12-15-2018 07:09 PM - last edited on 12-19-2018 03:06 PM by gina-Ro
My son is a great kid. Smart, wants to be a doctor, head of the school next year and has everything going for him. His girlfriend of 6 months is scarilly manipulative. She forced him to do a sex act, even though he told her his did not want to do it. She forces him to perform sex acts in public. She tell him that she will send nudes to men if he does not buy her things. She is incredibly dangerous, but he cannot see it. She is his first girlfriend and he wants to help her, because he "loves" her. What do I do? How can I make him see sense before something happens that will ruin his life forever?

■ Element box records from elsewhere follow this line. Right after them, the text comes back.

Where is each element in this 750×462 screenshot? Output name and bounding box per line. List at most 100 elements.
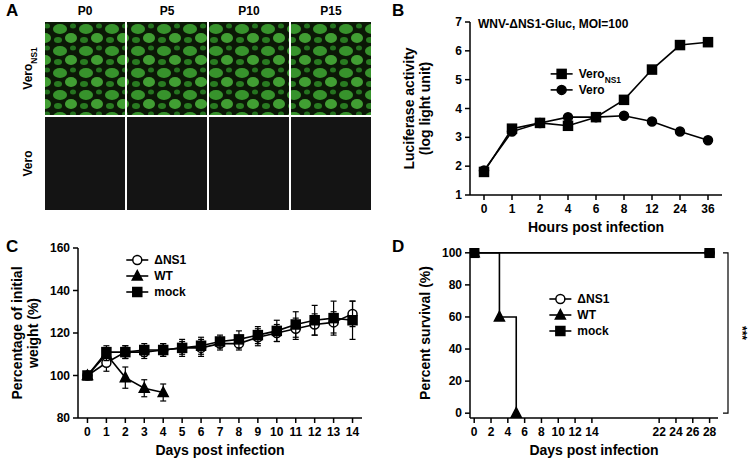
y-tick: [73, 417, 78, 419]
x-axis-label: Days post infection: [155, 442, 284, 458]
error-cap: [331, 335, 337, 336]
x-tick: [541, 418, 543, 423]
legend-label: ΔNS1: [154, 253, 186, 267]
legend: VeroNS1Vero: [551, 67, 622, 97]
y-axis-label: Percent survival (%): [417, 266, 433, 400]
marker: [648, 65, 657, 74]
x-tick-label: 9: [255, 425, 262, 439]
x-tick-label: 6: [198, 425, 205, 439]
legend: ΔNS1WTmock: [549, 292, 609, 338]
x-tick: [295, 418, 297, 423]
chart-title: WNV-ΔNS1-Gluc, MOI=100: [478, 17, 629, 31]
x-tick-label: 14: [585, 425, 599, 439]
marker: [83, 371, 92, 380]
error-cap: [179, 341, 185, 342]
text-part: mock: [154, 285, 186, 299]
error-cap: [122, 366, 128, 367]
y-tick-label: 60: [449, 310, 463, 324]
marker: [310, 316, 319, 325]
y-tick-label: 100: [50, 369, 70, 383]
y-tick-label: 20: [449, 374, 463, 388]
background: [0, 0, 750, 462]
y-tick: [465, 412, 470, 414]
column-label: P10: [238, 4, 260, 18]
x-tick: [658, 418, 660, 423]
marker: [329, 314, 338, 323]
x-tick-label: 12: [308, 425, 322, 439]
x-tick: [125, 418, 127, 423]
error-cap: [141, 396, 147, 397]
marker: [592, 113, 601, 122]
x-axis-label: Hours post infection: [528, 219, 664, 235]
y-tick-label: 40: [449, 342, 463, 356]
series-line: [87, 318, 352, 375]
error-cap: [236, 347, 242, 348]
x-tick: [567, 195, 569, 200]
marker: [620, 111, 629, 120]
y-tick-label: 100: [442, 246, 462, 260]
panel-letter: A: [6, 1, 18, 20]
x-tick: [651, 195, 653, 200]
y-tick-label: 2: [455, 159, 462, 173]
x-tick-label: 3: [141, 425, 148, 439]
marker: [470, 248, 479, 257]
plot-area: [82, 301, 357, 401]
x-tick: [314, 418, 316, 423]
x-tick: [709, 418, 711, 423]
column-label: P15: [320, 4, 342, 18]
x-tick-label: 1: [103, 425, 110, 439]
error-cap: [198, 337, 204, 338]
legend-label: mock: [154, 285, 186, 299]
significance-bracket: [723, 253, 728, 413]
x-tick: [511, 195, 513, 200]
error-cap: [274, 341, 280, 342]
error-cap: [293, 337, 299, 338]
panel-a: AP0P5P10P15VeroNS1Vero: [6, 1, 371, 210]
marker: [178, 343, 187, 352]
y-tick: [465, 79, 470, 81]
column-label: P5: [160, 4, 175, 18]
micrograph: [45, 117, 125, 210]
y-tick-label: 3: [455, 130, 462, 144]
y-tick: [465, 284, 470, 286]
marker: [676, 127, 685, 136]
marker: [564, 113, 573, 122]
error-cap: [160, 383, 166, 384]
marker: [159, 346, 168, 355]
y-tick: [465, 316, 470, 318]
marker: [704, 38, 713, 47]
x-tick-label: 36: [701, 202, 715, 216]
plot-area: [480, 38, 713, 177]
x-tick: [219, 418, 221, 423]
error-cap: [179, 356, 185, 357]
error-cap: [236, 349, 242, 350]
y-tick: [465, 50, 470, 52]
error-cap: [198, 356, 204, 357]
y-tick-label: 80: [57, 411, 71, 425]
annotation: ***: [735, 326, 749, 340]
y-tick-label: 5: [455, 73, 462, 87]
y-tick-label: 6: [455, 44, 462, 58]
x-tick: [473, 418, 475, 423]
x-tick-label: 24: [669, 425, 683, 439]
y-tick-label: 0: [455, 406, 462, 420]
marker: [511, 408, 521, 418]
error-cap: [141, 356, 147, 357]
text-part: WT: [577, 308, 596, 322]
legend-label: WT: [154, 269, 173, 283]
marker: [140, 346, 149, 355]
y-tick: [465, 348, 470, 350]
series-line: [484, 42, 708, 172]
y-tick: [465, 137, 470, 139]
error-cap: [217, 349, 223, 350]
y-axis-label: weight (%): [25, 298, 41, 369]
text-part: Vero: [579, 67, 605, 81]
error-cap: [293, 339, 299, 340]
x-tick: [257, 418, 259, 423]
x-tick-label: 7: [217, 425, 224, 439]
chart-panel: B1234567012468122436Hours post infection…: [392, 1, 722, 235]
error-cap: [122, 345, 128, 346]
marker: [158, 387, 168, 397]
marker: [705, 248, 714, 257]
x-tick: [106, 418, 108, 423]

12-15-2018 08:00 PM - last edited on 12-19-2018 03:07 PM by gina-Ro
Hey @PotatoCake welcome to the ReachOut Parent Forums,
I'm really sorry to hear that you have been struggling with the relationship your son is in, and it is totally normal to be concerned as a parent. It is good to hear that you and your son have a very trusting and supportive relationship, in which he feels comfortable telling you about the situation he is in.
It might be helpful to talk to your son about what he can do if his girlfriend puts him in a situation where he feels uncomfortable, particularly if that situation regards sex. ParentLine might be a useful resource to call, as they are counsellors which specialise in providing support to parents about numerous issues, their number in WA is 1800 654 432. You could also encourage your son to talk to a school counsellor about the situation as well, or he can call kids helpline as a teenager, or young adult depending on his age.
12-16-2018 03:32 AM - last edited on 12-19-2018 03:07 PM by gina-Ro
I know this has to be incredibly scary for you. I understand that feeling when our kids our being manipulated and we have little control over it. If you try to forbid him from seeing her it will make her completely irresistible. At least you have his confidence about what they are doing sexually and her manipulation.
Please get him to research the chocking thing online or from a professional. I'm afraid it could go horribly wrong easily and result in a tragedy.
I know our kids will date people that are totally wrong for them. Just staying in open honest communication with your son is going to be the best line of defense for both of you. Try not to say too much negative stuff about her in front of him- ( I think it might close the door on his openness with you)
12-19-2018 02:51 PM - edited 12-19-2018 09:34 PM
Sounds like your son has a very toxic relationship going on at the moment. Im not sure if he told you what happened with her in co fidence..do his friends know? Is there one of his friends that could talk to hima bout how dangerous this girl is? Failing that, if you have a good relationship with your son, perhaps you could sit with him and talk about the issues in an adult way...use facts, research, legal ramifications, always listen even if he interrupts you...make plenty of time available for the co versation and perhaps have it in a place where there are minimal distractions and minimal routes for him to exit..like a quiet walk somewhere or in a park or in the car. I know boys dont often like face to face talking..dont make the conversation about you..forget things like 'Im so worried for you' or 'You will ruin your life being with her' dont accuse her...just keep to the facts and use examples of research...when hes had enough, leave it to sink in..be patient and try again another time. Obviously if he has a friend that could do this it would also work really well but if he has none he has told or you dont trust them then that wont work. I wish you luck and hope he gets through this rough time.